As previously reported, the bill to put the measure on the ballot had been put forth by Sen. Gerald Dial, R-Lineville. Dial, 81, said that he believes that children might rethink harming their fellow students if they see God’s law before their eyes.
“I believe that if you had the Ten Commandments posted in a prominent place in school, it has the possibility to prohibit some student from taking action to kill other students,” he stated, according to the Alabama Political Reporter. “If this bill stops one school shooting in Alabama, just one, then it’s worth the time and effort we’re putting into it.”
It was approved by the legislature earlier this year to be presented as a ballot question for voters.
The Ten Commandments Amendment PAC was behind the effort to pass the amendment, while groups such as the American Civil Liberties Union (ACLU) and Americans United for Separation of Church and State, opposed it.
“The Ten Commandments are a religious code of behavior that some, but not all, Americans accept. The proper place for them to be displayed is in our nation’s houses of worship,” Americans United asserted.
1 John 5:2-3 reads, “By this we know that we love the children of God: when we love God and keep His commandments. For this is the love of God: that we keep His commandments, and His commandments are not grievous.”

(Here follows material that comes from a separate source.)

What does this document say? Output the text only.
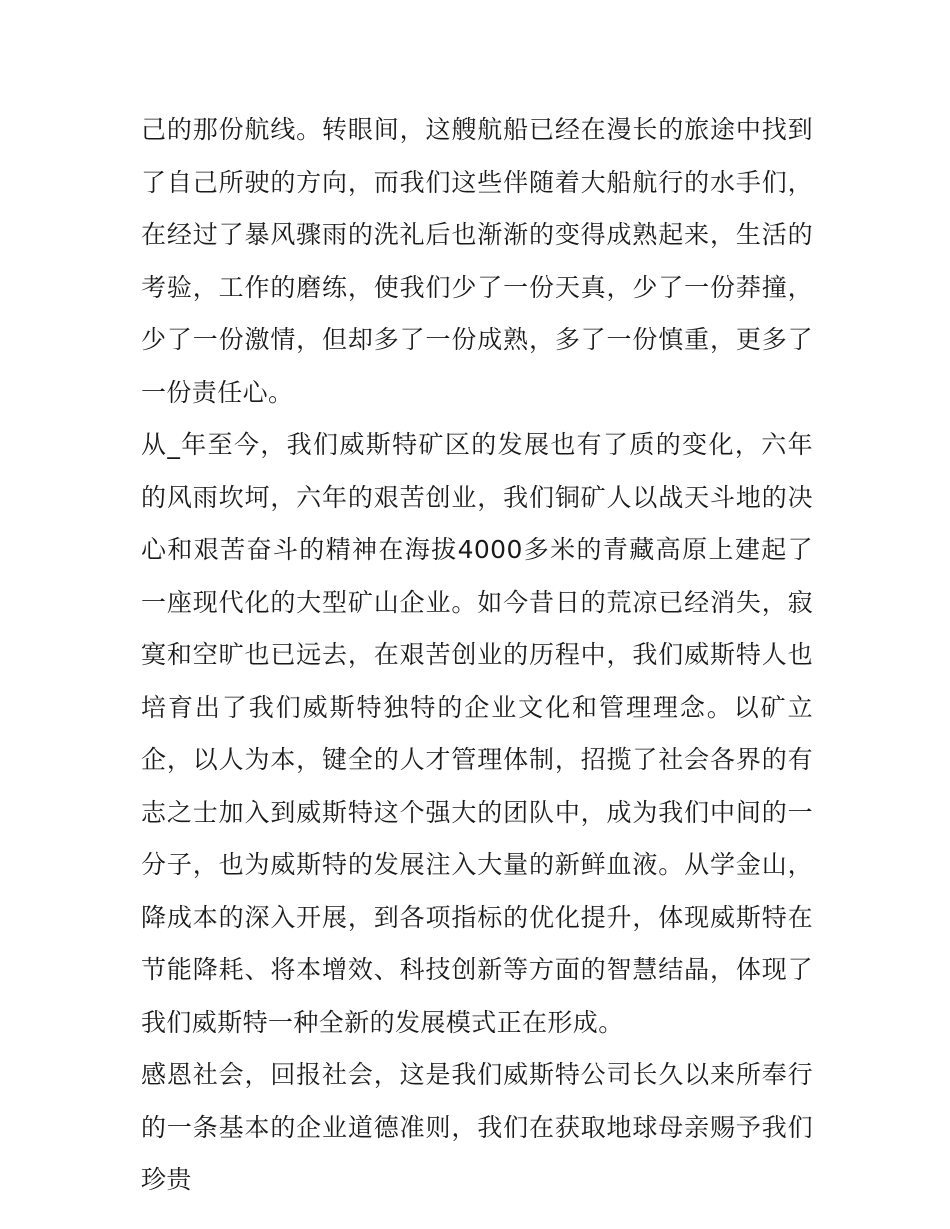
己的那份航线。转眼间，这艘航船已经在漫长的旅途中找到了自己所驶的方向，而我们这些伴随着大船航行的水手们，在经过了暴风骤雨的洗礼后也渐渐的变得成熟起来，生活的考验，工作的磨练，使我们少了一份天真，少了一份莽撞，少了一份激情，但却多了一份成熟，多了一份慎重，更多了一份责任心。

从_年至今，我们威斯特矿区的发展也有了质的变化，六年的风雨坎坷，六年的艰苦创业，我们铜矿人以战天斗地的决心和艰苦奋斗的精神在海拔4000多米的青藏高原上建起了一座现代化的大型矿山企业。如今昔日的荒凉已经消失，寂寞和空旷也已远去，在艰苦创业的历程中，我们威斯特人也培育出了我们威斯特独特的企业文化和管理理念。以矿立企，以人为本，键全的人才管理体制，招揽了社会各界的有志之士加入到威斯特这个强大的团队中，成为我们中间的一分子，也为威斯特的发展注入大量的新鲜血液。从学金山，降成本的深入开展，到各项指标的优化提升，体现威斯特在节能降耗、将本增效、科技创新等方面的智慧结晶，体现了我们威斯特一种全新的发展模式正在形成。

感恩社会，回报社会，这是我们威斯特公司长久以来所奉行的一条基本的企业道德准则，我们在获取地球母亲赐予我们珍贵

Romans 13:8-10 also outlines, “Owe no man anything but to love one another, for he that loveth another hath fulfilled the law. For this: thou shalt not commit adultery, thou shalt not kill, thou shalt not steal, thou shalt not bear false witness, thou shalt not covet, and if there be any other commandment, it is briefly comprehended in this saying, namely, thou shalt love thy neighbour as thyself. Love worketh no ill to his neighbor. Therefore, love is the fulfilling of the law.”